- 1972 Mexican EP

Song by John Lennon

from the album John Lennon/Plastic Ono Band
- Released: 11 December 1970
- Recorded: June 1970
- Studio: House on Nimes Road in Bel Air, California
- Genre: Folk, lo-fi
- Length: 0:49
- Label: Apple Records
- Songwriter: John Lennon
- Producers: John Lennon; Yoko Ono; Phil Spector;

= My Mummy's Dead =

"My Mummy's Dead" is the closing song on the album John Lennon/Plastic Ono Band by John Lennon. The song was also released on a Mexican EP that also contained "Mother", "Isolation" and "Look at Me".

==Writing==
It is one of the songs Lennon wrote concerning his mother, along with "Julia" and "Mother". The song is partially set to the tune of the English nursery rhyme "Three Blind Mice". It is in the key of C sharp major.

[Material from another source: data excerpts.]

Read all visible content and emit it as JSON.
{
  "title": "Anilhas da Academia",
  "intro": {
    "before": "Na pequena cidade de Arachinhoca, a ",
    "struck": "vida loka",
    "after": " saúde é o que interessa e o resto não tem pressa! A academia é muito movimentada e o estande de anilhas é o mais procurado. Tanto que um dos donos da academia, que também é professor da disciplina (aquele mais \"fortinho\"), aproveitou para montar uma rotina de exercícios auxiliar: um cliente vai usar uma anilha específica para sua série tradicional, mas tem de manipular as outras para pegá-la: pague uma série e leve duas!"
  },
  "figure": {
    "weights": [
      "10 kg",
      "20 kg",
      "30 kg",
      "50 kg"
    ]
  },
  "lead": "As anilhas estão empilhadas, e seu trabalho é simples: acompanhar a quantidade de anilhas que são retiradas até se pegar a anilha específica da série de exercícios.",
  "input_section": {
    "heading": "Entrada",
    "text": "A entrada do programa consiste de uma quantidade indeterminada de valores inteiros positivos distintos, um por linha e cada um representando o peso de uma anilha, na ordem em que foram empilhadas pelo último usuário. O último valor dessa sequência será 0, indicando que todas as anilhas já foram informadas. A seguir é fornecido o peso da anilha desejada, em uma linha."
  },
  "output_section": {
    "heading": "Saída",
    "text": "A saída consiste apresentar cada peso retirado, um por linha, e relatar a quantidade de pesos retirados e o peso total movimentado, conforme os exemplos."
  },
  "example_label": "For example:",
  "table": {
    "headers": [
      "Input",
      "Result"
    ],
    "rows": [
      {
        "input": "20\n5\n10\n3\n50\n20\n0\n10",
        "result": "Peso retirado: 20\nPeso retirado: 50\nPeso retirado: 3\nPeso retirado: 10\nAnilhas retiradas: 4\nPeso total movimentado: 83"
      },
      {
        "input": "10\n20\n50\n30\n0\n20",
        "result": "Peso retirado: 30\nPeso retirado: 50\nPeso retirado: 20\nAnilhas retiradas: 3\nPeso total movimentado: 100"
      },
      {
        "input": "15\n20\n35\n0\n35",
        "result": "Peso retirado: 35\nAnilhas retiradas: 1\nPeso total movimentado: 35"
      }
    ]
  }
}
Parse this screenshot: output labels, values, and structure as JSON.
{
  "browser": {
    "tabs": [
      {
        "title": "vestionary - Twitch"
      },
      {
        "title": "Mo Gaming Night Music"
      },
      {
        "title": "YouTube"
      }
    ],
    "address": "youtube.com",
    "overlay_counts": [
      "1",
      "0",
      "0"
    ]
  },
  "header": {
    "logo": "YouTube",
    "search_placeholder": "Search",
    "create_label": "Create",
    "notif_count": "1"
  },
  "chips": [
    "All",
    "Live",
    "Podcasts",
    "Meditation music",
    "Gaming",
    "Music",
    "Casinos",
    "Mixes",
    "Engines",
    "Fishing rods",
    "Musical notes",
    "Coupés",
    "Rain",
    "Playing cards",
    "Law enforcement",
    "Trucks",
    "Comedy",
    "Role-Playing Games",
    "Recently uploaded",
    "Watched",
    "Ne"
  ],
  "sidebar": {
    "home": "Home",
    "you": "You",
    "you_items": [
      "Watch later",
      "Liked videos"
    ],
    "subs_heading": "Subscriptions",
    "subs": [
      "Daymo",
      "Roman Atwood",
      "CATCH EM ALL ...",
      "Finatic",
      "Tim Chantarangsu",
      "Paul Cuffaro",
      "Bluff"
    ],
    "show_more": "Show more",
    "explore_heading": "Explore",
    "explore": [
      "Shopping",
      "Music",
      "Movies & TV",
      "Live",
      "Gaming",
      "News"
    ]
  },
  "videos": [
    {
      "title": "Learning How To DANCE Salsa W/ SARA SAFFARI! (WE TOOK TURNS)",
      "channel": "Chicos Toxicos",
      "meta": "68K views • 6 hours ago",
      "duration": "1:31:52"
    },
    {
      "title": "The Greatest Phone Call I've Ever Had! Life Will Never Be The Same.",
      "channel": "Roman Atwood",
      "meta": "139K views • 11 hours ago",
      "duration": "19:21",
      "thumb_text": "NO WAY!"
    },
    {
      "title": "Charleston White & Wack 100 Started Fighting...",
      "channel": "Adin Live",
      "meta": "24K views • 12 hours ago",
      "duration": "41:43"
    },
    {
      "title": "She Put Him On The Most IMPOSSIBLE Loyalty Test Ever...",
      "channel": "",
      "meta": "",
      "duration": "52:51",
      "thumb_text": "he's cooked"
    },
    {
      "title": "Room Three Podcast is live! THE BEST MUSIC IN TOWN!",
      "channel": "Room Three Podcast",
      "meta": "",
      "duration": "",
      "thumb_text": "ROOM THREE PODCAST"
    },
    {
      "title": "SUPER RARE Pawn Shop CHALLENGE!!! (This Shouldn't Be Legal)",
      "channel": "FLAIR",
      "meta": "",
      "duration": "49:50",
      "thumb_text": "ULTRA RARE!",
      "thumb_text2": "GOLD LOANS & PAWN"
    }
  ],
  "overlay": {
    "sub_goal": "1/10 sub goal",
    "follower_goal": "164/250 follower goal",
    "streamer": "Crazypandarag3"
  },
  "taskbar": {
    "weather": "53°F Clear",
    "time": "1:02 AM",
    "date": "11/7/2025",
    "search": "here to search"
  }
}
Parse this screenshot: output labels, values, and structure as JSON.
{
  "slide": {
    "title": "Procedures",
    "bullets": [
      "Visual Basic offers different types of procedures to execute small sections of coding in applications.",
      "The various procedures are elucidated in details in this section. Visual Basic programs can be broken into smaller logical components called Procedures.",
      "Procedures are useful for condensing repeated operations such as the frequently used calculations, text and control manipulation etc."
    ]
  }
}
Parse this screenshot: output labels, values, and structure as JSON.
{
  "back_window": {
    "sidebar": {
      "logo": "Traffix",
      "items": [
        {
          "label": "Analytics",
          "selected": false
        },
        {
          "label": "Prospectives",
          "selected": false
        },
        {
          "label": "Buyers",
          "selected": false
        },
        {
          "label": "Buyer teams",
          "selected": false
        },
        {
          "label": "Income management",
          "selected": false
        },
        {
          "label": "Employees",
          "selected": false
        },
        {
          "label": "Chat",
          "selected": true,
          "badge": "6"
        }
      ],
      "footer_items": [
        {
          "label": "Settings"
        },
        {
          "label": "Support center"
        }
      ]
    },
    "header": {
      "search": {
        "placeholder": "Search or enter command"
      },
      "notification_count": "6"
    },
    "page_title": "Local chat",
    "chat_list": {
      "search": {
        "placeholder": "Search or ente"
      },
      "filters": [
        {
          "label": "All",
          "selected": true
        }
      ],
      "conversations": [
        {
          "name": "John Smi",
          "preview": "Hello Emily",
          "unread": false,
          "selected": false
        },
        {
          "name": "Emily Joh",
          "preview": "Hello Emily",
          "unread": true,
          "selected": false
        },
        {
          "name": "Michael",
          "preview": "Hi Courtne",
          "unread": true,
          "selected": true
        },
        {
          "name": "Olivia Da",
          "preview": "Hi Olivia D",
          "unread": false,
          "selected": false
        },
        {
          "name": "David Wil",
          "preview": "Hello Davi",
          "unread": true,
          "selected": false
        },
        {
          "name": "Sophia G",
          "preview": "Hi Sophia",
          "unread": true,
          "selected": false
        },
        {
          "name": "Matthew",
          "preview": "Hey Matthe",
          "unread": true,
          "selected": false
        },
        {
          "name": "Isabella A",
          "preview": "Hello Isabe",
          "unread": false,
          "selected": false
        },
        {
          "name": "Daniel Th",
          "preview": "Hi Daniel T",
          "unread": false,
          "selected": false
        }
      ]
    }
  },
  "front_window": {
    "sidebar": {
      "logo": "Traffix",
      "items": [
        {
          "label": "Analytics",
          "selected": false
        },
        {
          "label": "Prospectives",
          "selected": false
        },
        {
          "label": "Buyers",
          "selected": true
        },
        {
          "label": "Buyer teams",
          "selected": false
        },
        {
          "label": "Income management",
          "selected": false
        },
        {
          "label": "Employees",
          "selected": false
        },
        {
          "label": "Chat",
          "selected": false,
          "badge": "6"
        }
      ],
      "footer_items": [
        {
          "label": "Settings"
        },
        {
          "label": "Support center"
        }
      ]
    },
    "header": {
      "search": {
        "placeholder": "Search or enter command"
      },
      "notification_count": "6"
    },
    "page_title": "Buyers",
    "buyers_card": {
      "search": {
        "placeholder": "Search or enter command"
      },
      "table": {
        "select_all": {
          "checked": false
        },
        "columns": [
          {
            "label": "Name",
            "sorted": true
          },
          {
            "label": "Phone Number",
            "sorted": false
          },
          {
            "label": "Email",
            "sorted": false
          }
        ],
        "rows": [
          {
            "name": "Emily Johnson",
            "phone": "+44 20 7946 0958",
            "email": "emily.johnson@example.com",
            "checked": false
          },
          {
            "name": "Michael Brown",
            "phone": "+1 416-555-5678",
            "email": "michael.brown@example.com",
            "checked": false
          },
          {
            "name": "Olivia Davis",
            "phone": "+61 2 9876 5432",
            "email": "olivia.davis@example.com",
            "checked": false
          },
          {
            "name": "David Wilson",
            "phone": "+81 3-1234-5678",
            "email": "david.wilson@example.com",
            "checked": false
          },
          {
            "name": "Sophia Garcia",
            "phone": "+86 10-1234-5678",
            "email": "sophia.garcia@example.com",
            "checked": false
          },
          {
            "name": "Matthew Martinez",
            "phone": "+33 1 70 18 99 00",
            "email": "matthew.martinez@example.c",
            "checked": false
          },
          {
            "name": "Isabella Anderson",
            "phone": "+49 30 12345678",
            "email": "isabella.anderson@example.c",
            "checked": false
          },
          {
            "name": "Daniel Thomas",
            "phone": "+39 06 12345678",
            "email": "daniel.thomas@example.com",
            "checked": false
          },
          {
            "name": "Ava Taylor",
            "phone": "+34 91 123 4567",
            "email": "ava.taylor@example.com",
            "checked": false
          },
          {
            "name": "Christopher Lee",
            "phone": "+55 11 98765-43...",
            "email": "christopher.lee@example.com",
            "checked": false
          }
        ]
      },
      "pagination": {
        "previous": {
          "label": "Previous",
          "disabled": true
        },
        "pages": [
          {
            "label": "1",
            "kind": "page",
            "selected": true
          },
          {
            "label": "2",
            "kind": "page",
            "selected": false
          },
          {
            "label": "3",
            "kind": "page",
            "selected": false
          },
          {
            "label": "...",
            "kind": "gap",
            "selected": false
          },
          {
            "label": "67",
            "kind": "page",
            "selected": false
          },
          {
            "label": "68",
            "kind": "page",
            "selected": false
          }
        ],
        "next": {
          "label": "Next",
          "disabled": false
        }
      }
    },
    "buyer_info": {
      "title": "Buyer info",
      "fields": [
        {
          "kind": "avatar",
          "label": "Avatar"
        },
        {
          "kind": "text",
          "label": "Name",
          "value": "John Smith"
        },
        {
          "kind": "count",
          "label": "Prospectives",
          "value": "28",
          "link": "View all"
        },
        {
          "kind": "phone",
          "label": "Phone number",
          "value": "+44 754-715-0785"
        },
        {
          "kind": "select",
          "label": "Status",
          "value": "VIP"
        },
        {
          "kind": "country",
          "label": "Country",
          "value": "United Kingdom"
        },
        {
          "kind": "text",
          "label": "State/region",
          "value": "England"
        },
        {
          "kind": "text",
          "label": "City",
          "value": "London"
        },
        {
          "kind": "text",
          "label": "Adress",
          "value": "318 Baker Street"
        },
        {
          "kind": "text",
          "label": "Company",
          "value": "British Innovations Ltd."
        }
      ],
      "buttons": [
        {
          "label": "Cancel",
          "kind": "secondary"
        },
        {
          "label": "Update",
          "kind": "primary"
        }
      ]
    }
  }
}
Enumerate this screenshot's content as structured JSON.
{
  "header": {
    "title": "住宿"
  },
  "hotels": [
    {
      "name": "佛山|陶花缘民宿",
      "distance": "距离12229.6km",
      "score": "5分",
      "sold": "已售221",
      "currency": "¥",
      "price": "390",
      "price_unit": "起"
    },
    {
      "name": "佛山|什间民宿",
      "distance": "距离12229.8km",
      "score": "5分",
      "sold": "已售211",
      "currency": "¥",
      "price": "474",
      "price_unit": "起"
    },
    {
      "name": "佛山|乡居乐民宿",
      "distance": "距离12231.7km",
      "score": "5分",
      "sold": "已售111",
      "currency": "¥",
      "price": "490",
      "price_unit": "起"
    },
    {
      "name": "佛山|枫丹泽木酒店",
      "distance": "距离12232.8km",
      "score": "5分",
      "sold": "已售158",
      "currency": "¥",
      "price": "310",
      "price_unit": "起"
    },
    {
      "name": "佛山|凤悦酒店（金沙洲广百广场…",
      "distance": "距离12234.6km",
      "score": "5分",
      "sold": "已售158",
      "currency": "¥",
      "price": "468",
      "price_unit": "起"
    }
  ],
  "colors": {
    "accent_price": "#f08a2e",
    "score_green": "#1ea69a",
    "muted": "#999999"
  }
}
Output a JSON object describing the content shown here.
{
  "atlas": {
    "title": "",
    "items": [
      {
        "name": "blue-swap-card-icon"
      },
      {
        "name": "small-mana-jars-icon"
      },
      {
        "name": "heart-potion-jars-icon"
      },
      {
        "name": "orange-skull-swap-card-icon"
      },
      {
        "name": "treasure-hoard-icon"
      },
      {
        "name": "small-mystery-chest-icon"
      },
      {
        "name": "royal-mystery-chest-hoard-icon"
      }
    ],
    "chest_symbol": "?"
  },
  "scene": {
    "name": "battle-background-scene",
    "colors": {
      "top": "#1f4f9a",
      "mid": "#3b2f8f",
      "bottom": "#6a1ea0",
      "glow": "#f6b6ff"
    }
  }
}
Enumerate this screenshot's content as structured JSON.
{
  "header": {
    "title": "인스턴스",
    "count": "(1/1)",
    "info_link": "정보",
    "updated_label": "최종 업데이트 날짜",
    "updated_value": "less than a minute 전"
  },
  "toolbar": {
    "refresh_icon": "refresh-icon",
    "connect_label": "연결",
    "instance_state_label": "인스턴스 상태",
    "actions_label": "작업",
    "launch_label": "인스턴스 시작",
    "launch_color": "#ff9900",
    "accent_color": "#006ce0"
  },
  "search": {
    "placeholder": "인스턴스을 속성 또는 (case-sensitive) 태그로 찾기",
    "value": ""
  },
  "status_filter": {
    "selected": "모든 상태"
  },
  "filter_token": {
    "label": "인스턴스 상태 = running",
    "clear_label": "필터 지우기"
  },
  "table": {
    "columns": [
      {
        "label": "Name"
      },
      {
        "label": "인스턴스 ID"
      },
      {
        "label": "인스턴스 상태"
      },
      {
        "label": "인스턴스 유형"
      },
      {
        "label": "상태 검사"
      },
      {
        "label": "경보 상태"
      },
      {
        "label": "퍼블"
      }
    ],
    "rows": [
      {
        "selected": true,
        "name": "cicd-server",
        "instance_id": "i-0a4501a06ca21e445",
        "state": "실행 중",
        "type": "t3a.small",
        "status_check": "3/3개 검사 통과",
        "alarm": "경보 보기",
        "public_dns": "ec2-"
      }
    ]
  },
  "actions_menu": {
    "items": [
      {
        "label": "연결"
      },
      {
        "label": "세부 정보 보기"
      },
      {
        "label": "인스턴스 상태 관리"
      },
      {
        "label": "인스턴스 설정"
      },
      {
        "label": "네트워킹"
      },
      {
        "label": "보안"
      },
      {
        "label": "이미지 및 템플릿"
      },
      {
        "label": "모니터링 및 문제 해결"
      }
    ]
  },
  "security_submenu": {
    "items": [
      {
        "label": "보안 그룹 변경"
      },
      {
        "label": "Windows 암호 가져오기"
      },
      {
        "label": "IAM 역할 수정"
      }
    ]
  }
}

Unlike the primal screams on "Mother", the opening song on Plastic Ono Band, "My Mummy's Dead" ends the album with John singing without emotion with a monotone delivery. Author John Blaney suggests that Lennon's delivery "evokes a sense of Lennon's long-held emptiness". Music critic Johnny Rogan finds that the song "captures the menace of childhood fears through adult remembrance in a most disturbing fashion". Rock journalist Paul Du Noyer claims that the "blankness of John's delivery" makes the song one of the scariest and most chilling of Lennon's songs, despite being one of the simplest. Lennon himself stated that the plain, short, childlike lyrics are due to him trying to write the song as a form of haiku.

==Recording==
Two takes of "My Mummy's Dead" were recorded in Bel Air, California, during the summer of 1970 as part of the demo tapes Lennon made in preparation for Plastic Ono Band. The first take was adapted for use on Plastic Ono Band. Unlike the other Plastic Ono Band songs on the demos, "My Mummy's Dead" was not rerecorded for the album. The second take was not processed and appeared on bootleg albums such as The Dream Is Over. The second take version was edited with the version released on Plastic Ono Band to produce a more complete version of the song, which aired on The Lost Lennon Tapes. The second take would later be released in 2004 on the Acoustic album.

==Reception==
Authors Ben Urish and Ken Bielen describe "My Mummy's Dead" as "brief but powerful", stating that it produces a "memorable and chilling" effect and appropriately ends John Lennon/Plastic Ono Band by "capturing the essence of psychological pain and intimating at its persistence". Blaney finds the song to be "a concise expression of Lennon's primal experience". Music critic Wilfrid Mellers describes it as a "sickening cross between nursery rhyme...and TV commercial jingle" that takes us back to childhood in a "disabused and disillusioned" fashion.

Mellers sees Lennon's later song "Oh Yoko!" from the album Imagine to be a "positive counterpart" to "My Mummy's Dead", being addressed to his wife Yoko Ono rather than his mother. Mellers notes that both songs are in the same key and utilise the "Three Blind Mice" melody, which is also reminiscent of the melody of the Beatles' "All You Need Is Love".

==Personnel==
- John Lennon – vocals, acoustic guitar

==Cover versions==
The song was covered by The Minus 5 on The Lonesome Death of Buck McCoy.